Too late. Notwithstanding that Chelsea won the match and thus continued in the FA Cup. Regardless of the good results in 2020 and regardless of the bad results in 2021, Abramovich had decided. Frank Lampard was nothing for the Russian oil billionaire.
He found out as he got closer to Lampard from a distance. Abramovich pays towering salaries and demands no talk of process. As it has been put: “He demands victories. But his leaders must not only be winners – they must also see and sound like winners”.
That’s what Frank Lampard thought. A character like Roman Abramovich: Secluded, quiet and always at the back of the showcase, never for sale. Not in the big headlines at least. The paradox that felled him.
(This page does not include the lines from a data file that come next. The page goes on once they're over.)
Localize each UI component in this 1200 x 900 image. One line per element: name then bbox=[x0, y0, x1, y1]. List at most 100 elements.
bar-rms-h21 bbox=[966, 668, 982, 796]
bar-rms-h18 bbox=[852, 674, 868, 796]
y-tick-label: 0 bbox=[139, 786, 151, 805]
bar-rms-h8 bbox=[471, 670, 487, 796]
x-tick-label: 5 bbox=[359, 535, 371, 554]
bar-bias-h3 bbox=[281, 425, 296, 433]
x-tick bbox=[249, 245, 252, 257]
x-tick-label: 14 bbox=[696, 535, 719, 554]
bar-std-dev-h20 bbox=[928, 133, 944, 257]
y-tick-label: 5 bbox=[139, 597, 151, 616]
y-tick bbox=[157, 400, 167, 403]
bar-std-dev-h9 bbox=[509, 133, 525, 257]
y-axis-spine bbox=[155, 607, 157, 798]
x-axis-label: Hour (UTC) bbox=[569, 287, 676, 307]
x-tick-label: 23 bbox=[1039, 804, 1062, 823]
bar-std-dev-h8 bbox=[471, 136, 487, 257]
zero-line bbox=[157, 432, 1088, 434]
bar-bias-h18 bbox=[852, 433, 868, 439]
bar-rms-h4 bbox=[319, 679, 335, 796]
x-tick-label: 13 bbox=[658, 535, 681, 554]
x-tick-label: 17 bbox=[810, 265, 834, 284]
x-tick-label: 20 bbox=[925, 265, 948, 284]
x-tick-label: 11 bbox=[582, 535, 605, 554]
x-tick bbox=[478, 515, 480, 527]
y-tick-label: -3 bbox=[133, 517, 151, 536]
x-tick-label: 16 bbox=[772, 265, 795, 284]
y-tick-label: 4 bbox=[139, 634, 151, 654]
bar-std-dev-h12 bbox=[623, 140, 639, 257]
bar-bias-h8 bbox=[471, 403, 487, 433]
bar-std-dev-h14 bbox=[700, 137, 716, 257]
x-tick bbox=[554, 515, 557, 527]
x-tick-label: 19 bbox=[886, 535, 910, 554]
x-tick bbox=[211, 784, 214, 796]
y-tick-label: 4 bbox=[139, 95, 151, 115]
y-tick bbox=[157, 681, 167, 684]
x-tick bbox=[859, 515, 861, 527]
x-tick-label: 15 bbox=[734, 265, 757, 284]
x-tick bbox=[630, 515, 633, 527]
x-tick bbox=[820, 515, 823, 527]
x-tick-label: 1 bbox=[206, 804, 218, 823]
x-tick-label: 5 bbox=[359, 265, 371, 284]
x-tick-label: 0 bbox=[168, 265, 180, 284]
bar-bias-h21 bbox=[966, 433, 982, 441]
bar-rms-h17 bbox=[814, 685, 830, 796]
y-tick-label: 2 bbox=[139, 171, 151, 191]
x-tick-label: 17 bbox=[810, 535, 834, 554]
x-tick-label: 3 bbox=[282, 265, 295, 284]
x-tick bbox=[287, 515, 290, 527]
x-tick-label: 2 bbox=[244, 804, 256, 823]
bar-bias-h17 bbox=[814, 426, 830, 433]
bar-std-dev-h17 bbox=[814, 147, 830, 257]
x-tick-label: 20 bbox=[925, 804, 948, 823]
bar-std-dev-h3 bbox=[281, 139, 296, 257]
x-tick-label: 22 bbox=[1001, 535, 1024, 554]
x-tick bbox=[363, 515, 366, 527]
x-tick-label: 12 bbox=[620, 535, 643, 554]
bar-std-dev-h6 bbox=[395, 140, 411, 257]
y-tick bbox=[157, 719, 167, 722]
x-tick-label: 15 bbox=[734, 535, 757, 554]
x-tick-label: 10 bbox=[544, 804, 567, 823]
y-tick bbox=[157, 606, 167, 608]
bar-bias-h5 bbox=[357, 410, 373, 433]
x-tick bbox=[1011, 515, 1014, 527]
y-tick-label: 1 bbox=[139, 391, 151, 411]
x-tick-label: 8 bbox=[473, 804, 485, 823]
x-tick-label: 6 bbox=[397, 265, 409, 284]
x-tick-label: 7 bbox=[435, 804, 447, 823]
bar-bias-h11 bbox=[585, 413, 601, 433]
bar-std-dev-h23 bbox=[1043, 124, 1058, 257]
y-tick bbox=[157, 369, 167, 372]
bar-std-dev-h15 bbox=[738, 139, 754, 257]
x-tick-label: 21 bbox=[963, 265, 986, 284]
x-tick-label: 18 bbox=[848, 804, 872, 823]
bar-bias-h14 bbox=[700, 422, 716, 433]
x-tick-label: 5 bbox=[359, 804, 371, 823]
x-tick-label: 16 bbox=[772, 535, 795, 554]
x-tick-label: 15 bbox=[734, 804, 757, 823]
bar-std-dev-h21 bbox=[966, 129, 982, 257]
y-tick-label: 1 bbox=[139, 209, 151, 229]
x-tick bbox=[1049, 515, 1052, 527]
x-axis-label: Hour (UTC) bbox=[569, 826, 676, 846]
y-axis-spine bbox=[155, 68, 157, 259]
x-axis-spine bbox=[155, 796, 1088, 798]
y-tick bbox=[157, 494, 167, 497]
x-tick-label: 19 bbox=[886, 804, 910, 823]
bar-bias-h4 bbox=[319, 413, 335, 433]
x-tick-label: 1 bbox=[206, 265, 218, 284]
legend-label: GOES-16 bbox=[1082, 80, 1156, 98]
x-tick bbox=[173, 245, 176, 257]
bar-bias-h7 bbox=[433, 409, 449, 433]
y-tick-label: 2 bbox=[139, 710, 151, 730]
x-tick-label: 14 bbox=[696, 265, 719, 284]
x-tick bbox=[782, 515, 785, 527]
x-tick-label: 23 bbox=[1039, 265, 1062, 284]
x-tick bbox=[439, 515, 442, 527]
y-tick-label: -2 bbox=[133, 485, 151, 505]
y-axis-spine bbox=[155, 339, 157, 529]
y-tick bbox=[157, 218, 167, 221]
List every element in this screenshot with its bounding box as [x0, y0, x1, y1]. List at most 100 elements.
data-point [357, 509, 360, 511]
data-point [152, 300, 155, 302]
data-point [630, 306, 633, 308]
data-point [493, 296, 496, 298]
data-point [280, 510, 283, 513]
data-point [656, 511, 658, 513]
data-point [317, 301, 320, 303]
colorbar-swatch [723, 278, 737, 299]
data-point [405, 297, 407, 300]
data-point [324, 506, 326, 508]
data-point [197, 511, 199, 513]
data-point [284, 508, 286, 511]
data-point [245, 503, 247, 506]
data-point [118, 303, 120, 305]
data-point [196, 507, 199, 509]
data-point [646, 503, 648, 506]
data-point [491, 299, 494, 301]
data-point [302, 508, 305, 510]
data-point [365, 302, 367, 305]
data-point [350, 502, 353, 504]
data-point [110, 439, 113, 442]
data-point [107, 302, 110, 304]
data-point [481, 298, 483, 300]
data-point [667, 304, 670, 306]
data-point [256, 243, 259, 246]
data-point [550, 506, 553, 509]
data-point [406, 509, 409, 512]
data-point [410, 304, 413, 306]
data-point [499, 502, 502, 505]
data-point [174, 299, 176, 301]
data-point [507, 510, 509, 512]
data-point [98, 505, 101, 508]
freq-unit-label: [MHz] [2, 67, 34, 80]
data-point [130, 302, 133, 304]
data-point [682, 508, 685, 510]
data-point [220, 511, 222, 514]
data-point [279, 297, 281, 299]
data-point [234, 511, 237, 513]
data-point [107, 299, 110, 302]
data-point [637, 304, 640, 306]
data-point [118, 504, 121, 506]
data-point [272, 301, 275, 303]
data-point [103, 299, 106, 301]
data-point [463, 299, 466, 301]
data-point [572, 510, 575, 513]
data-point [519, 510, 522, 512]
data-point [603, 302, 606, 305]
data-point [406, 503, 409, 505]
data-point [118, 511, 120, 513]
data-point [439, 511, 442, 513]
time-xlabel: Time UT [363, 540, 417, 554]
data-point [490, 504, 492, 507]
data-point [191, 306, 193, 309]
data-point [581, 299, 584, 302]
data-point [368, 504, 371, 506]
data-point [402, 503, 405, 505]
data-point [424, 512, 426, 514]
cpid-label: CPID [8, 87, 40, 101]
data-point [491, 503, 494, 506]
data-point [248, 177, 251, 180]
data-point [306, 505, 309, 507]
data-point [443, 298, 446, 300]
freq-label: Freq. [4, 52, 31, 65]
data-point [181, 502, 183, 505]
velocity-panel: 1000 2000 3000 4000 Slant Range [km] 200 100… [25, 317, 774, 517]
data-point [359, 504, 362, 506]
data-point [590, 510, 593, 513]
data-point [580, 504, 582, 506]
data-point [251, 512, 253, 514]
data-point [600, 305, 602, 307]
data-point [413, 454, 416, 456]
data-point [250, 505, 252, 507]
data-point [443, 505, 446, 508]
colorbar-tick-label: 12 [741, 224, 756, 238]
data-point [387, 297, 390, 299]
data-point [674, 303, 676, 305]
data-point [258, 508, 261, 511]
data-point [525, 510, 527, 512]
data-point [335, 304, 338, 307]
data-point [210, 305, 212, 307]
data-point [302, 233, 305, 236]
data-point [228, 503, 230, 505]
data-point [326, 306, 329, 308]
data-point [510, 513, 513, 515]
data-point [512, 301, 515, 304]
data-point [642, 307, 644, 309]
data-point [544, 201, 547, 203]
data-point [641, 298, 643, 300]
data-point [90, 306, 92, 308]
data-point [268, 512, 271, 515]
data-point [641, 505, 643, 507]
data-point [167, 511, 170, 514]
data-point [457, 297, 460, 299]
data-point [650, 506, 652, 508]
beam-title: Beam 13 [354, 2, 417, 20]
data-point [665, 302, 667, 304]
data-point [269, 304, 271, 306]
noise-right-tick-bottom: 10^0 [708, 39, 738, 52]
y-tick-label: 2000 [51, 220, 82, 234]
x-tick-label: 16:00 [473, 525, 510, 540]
Lampard and Abramovich are different, although they are similar
This is how a fellow journalist from London put it on Monday night: “Abramovich has come a long way with the conviction that Lampard did not do well. Their personalities were too different, even though they are similar in many ways. always the execution itself comes as a quick decision “.
The Chelsea owner has directly fired ten managers since 2003. This one at the quiet end, though there is a long way to go for the patience and short for the status of a particular legend in the club. Lampard has always known it could happen. That feeling is felt by all the players and leaders under Abramovich.
He bought the club in 2003 for £ 140 million. Claudio Ranieri was manager (and had brought in Frank Lampard in West Ham and Jesper Grønkjær in Ajax, among others), and Chelsea finished the season as number two in the Premier League after Arsenal and reached the semi-finals in the Champions League, where the defeat and disposition led to Ranieri’s dismissal immediately after the last match.
Jose Mourinho became the new coach and signed up as the most controversial but also most winning manager in Chelsea’s history. Initially, he was behind six trophies, including three Premier League titles and 64 home games in a row without defeat.
He was the man with so much winning confidence that he was called arrogant: “Do not call me arrogant, but I have won the Champions League (with Porto) – and I think I’m a Special One”, he said on arrival in London to the English press. That pleased Abramovich.